Gather stats on Large table


We have very large table with almost 80 Billion records with one hash paritition. any suggestions how to gather stats on this table as it is taking a week to get completed or failed in between with snapshot too old error.

I am using below parameter to gather stats:

BEGIN  dbms_stats.gather_table_stats(ownname => ABC'  tabname =>'table1',  estimate_percent => 
DBMS_STATS.AUTO_SAMPLE_SIZE, 
cascade => DBMS_STATS.AUTO_CASCADE,  method_opt => 'FOR ALL COLUMNS SIZE AUTO',  degree => 
DBMS_STATS.DEFAULT_DEGREE); 
END;

Oracle version: Oracle Database 19c Enterprise Edition Release 19.0.0.0.0 - Production Version 19.17.0.0.0


Solution

  • There are various speed tweaks available to you: (1) lower the estimate percent, (2) explicitly use parallelism, (3) request block sampling, (4) bypass indexes, and (5) disallow histograms by setting SIZE 1 on all columns:

    BEGIN  
      dbms_stats.gather_table_stats(ownname => ABC'  
                                    tabname =>'TABLE1',  
                                    estimate_percent => 0.1, 
                                    block_sample => true,
                                    cascade => false,  
                                    method_opt => 'FOR ALL COLUMNS SIZE 1',  
                                    degree => 16); 
    END;
    

    Obviously you have to consult your own database hardware sizing to determine an appropriate degree of parallelism. Some systems can handle more, others less.

    I have found that on massive tables a percent well below 1%, something like 0.1% works just fine, and goes 10x faster than 1, which goes 100x faster than the default (100). Block sampling can lead to some incorrect results if your data is skewed badly and you use a tiny percent (like 0.001%), but in many cases it's fine at a 0.1% percent level or higher, and it does speed things up by randomly picking blocks rather than rows, which reduces the # of blocks that need to be read. Lastly, histograms are expensive, and often they are unneeded.
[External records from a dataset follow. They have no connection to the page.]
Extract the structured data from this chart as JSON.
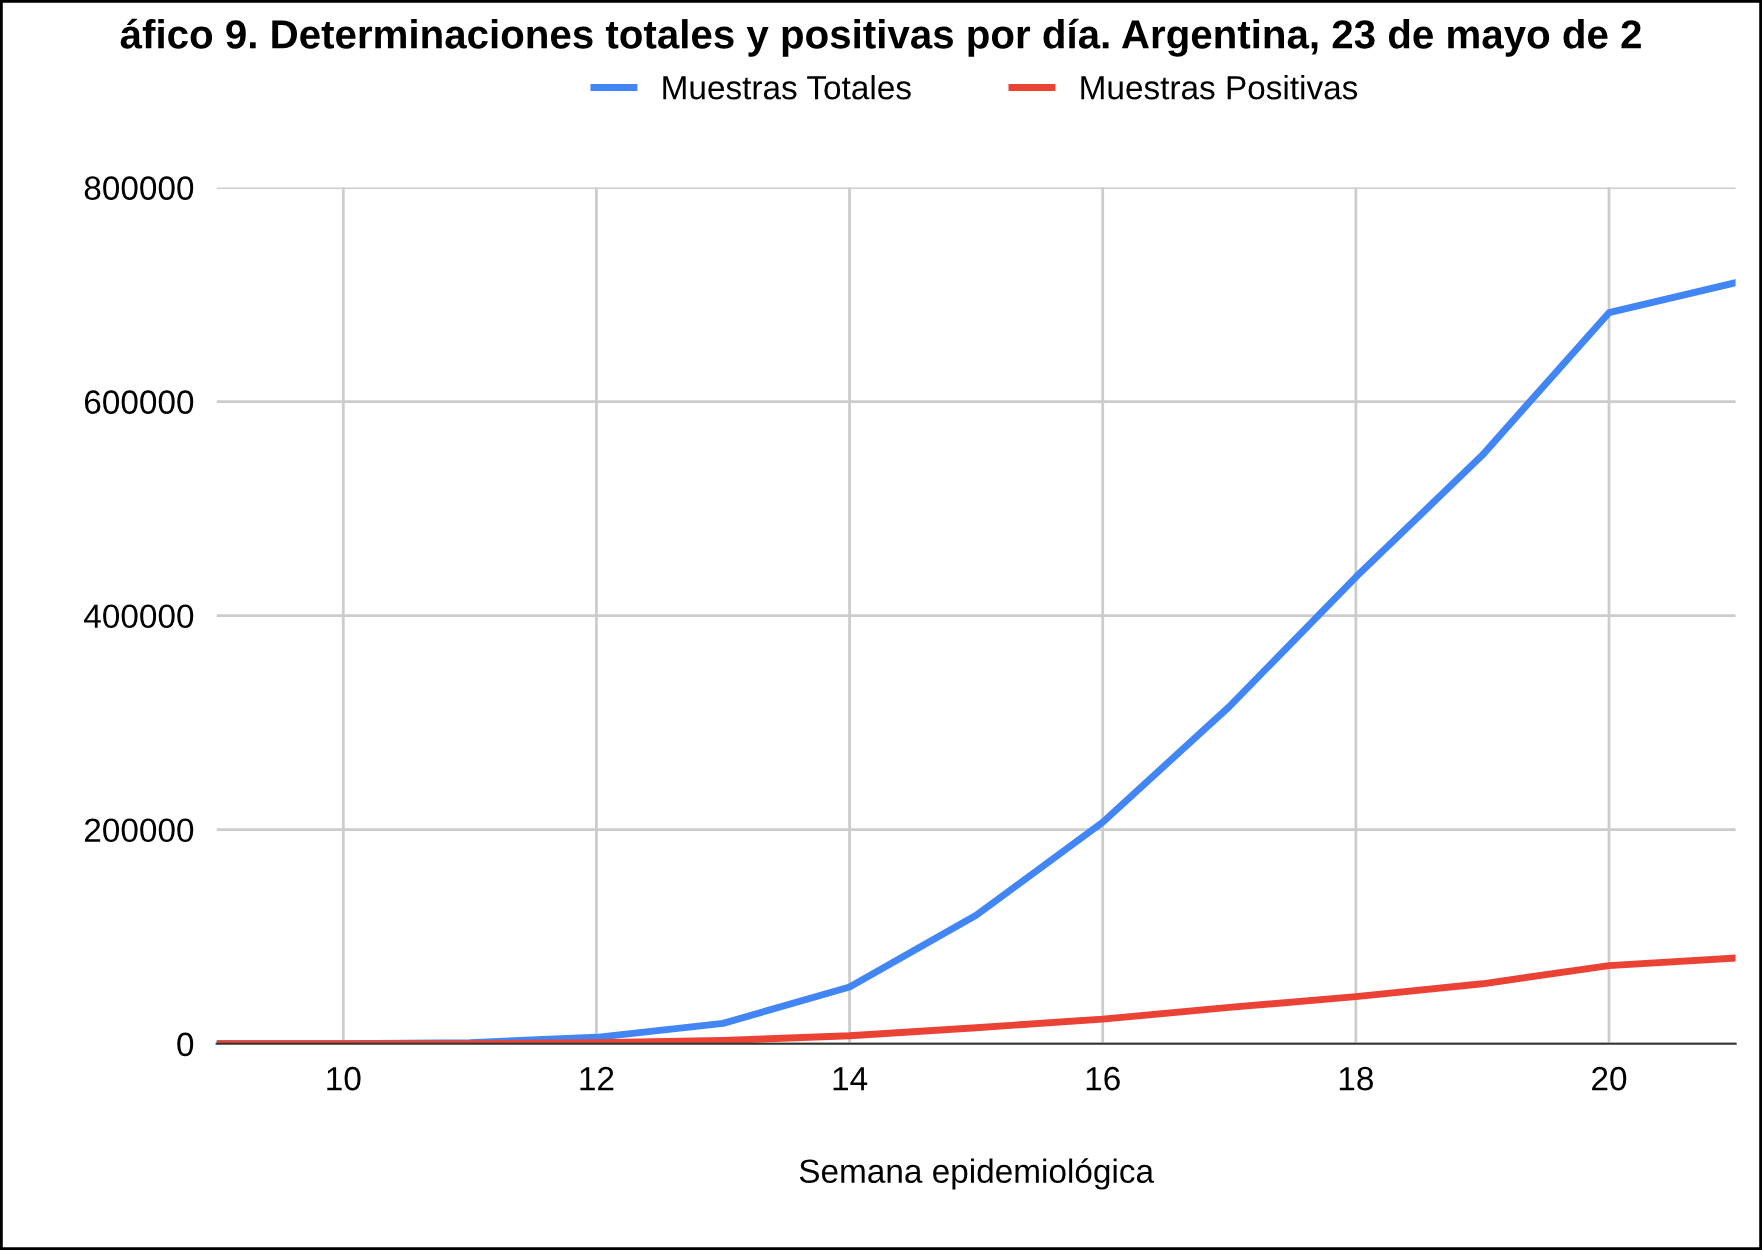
{
  "chart_data": {
    "type": "line",
    "title": "áfico 9. Determinaciones totales y positivas por día. Argentina, 23 de mayo de 2",
    "xlabel": "Semana epidemiológica",
    "x": [
      9,
      10,
      11,
      12,
      13,
      14,
      15,
      16,
      17,
      18,
      19,
      20,
      21
    ],
    "series": [
      {
        "name": "Muestras Totales",
        "color": "#4285f4",
        "values": [
          0,
          0,
          1000,
          6000,
          19000,
          53000,
          120000,
          207000,
          315000,
          436000,
          550000,
          683000,
          711000
        ]
      },
      {
        "name": "Muestras Positivas",
        "color": "#ea4335",
        "values": [
          0,
          0,
          0,
          1000,
          3000,
          7500,
          15000,
          23000,
          34000,
          44000,
          56000,
          73000,
          80000
        ]
      }
    ],
    "xlim": [
      9,
      21
    ],
    "xticks": [
      10,
      12,
      14,
      16,
      18,
      20
    ],
    "ylim": [
      0,
      800000
    ],
    "yticks": [
      0,
      200000,
      400000,
      600000,
      800000
    ],
    "grid": true,
    "legend": "top",
    "marker": "none",
    "line_style": "solid"
  }
}
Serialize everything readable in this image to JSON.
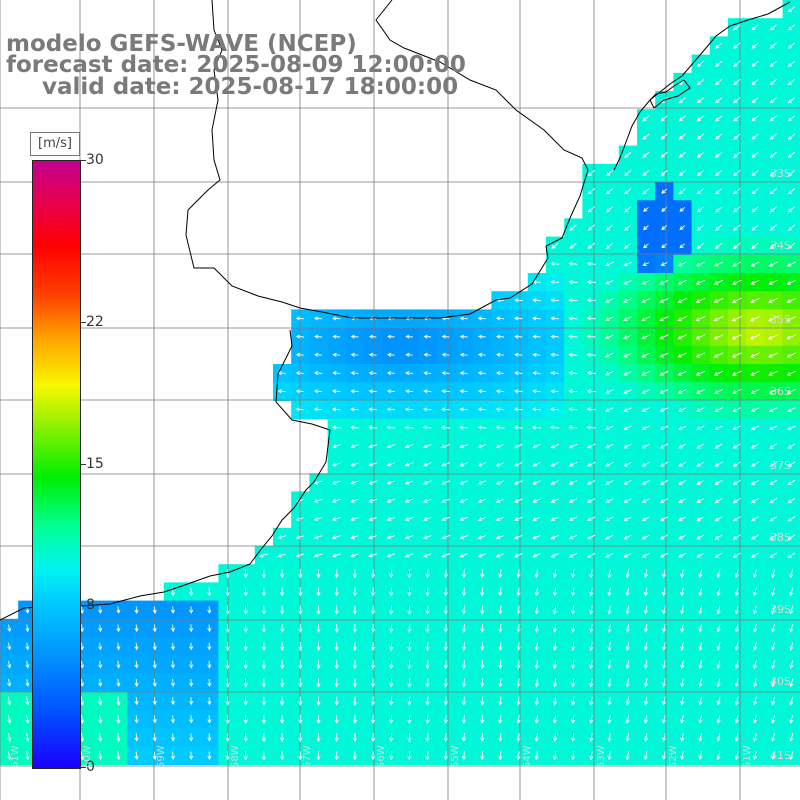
{
  "title": {
    "line1": "modelo GEFS-WAVE (NCEP)",
    "line2": "forecast date: 2025-08-09 12:00:00",
    "line3": "valid date: 2025-08-17 18:00:00"
  },
  "colorbar": {
    "unit_label": "[m/s]",
    "min": 0,
    "max": 30,
    "ticks": [
      {
        "value": 0,
        "label": "0"
      },
      {
        "value": 8,
        "label": "8"
      },
      {
        "value": 15,
        "label": "15"
      },
      {
        "value": 22,
        "label": "22"
      },
      {
        "value": 30,
        "label": "30"
      }
    ],
    "colors": [
      "#1a00ff",
      "#0090ff",
      "#00f5f0",
      "#00ee00",
      "#f8f800",
      "#ff0000",
      "#c20090"
    ]
  },
  "map": {
    "background": "#ffffff",
    "land_color": "#ffffff",
    "coastline_color": "#000000",
    "grid_color": "#7a7a7a",
    "arrow_color": "#ffffff",
    "field_variable": "wind speed and direction",
    "lat_labels": [
      "33S",
      "34S",
      "35S",
      "36S",
      "37S",
      "38S",
      "39S",
      "40S",
      "41S"
    ],
    "lon_labels": [
      "61W",
      "60W",
      "59W",
      "58W",
      "57W",
      "56W",
      "55W",
      "54W",
      "53W",
      "52W",
      "51W"
    ]
  }
}
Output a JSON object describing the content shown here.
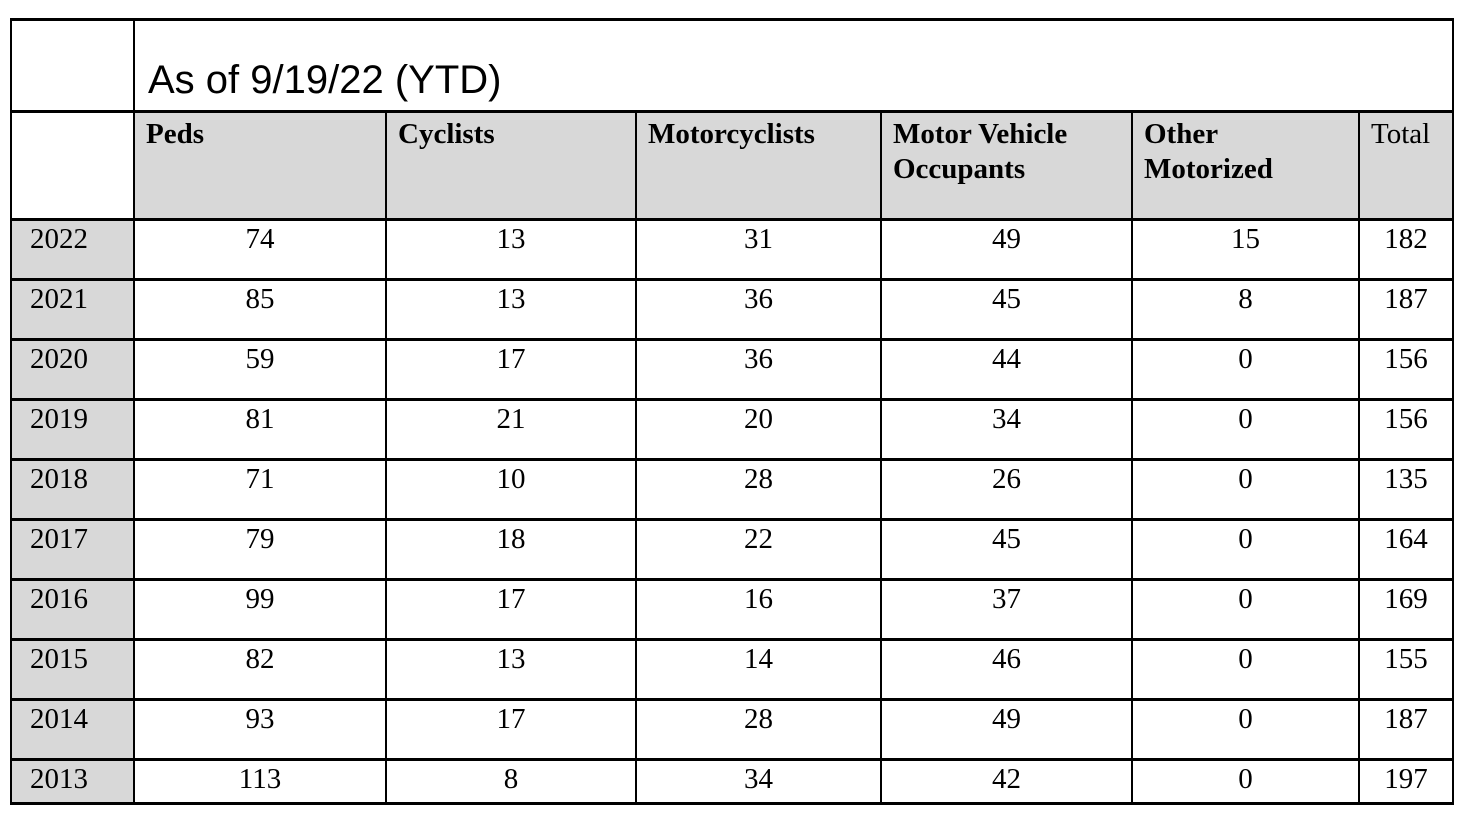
{
  "colors": {
    "border": "#000000",
    "header_bg": "#d8d8d8",
    "page_bg": "#ffffff"
  },
  "chart_data": {
    "type": "table",
    "title": "As of 9/19/22 (YTD)",
    "columns": [
      "Peds",
      "Cyclists",
      "Motorcyclists",
      "Motor Vehicle\nOccupants",
      "Other\nMotorized",
      "Total"
    ],
    "row_label_column": "",
    "rows": [
      {
        "label": "2022",
        "values": [
          74,
          13,
          31,
          49,
          15,
          182
        ]
      },
      {
        "label": "2021",
        "values": [
          85,
          13,
          36,
          45,
          8,
          187
        ]
      },
      {
        "label": "2020",
        "values": [
          59,
          17,
          36,
          44,
          0,
          156
        ]
      },
      {
        "label": "2019",
        "values": [
          81,
          21,
          20,
          34,
          0,
          156
        ]
      },
      {
        "label": "2018",
        "values": [
          71,
          10,
          28,
          26,
          0,
          135
        ]
      },
      {
        "label": "2017",
        "values": [
          79,
          18,
          22,
          45,
          0,
          164
        ]
      },
      {
        "label": "2016",
        "values": [
          99,
          17,
          16,
          37,
          0,
          169
        ]
      },
      {
        "label": "2015",
        "values": [
          82,
          13,
          14,
          46,
          0,
          155
        ]
      },
      {
        "label": "2014",
        "values": [
          93,
          17,
          28,
          49,
          0,
          187
        ]
      },
      {
        "label": "2013",
        "values": [
          113,
          8,
          34,
          42,
          0,
          197
        ]
      }
    ]
  }
}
If you find out later that you do need histograms on a particular column to support a particular important application SQL that is getting messed up because of the lack a histogram, then you can explicitly request SIZE AUTO on just that column, but keep all the others at 1. Histograms take a long time to gather, so they are best minimized to on an as-needed basis.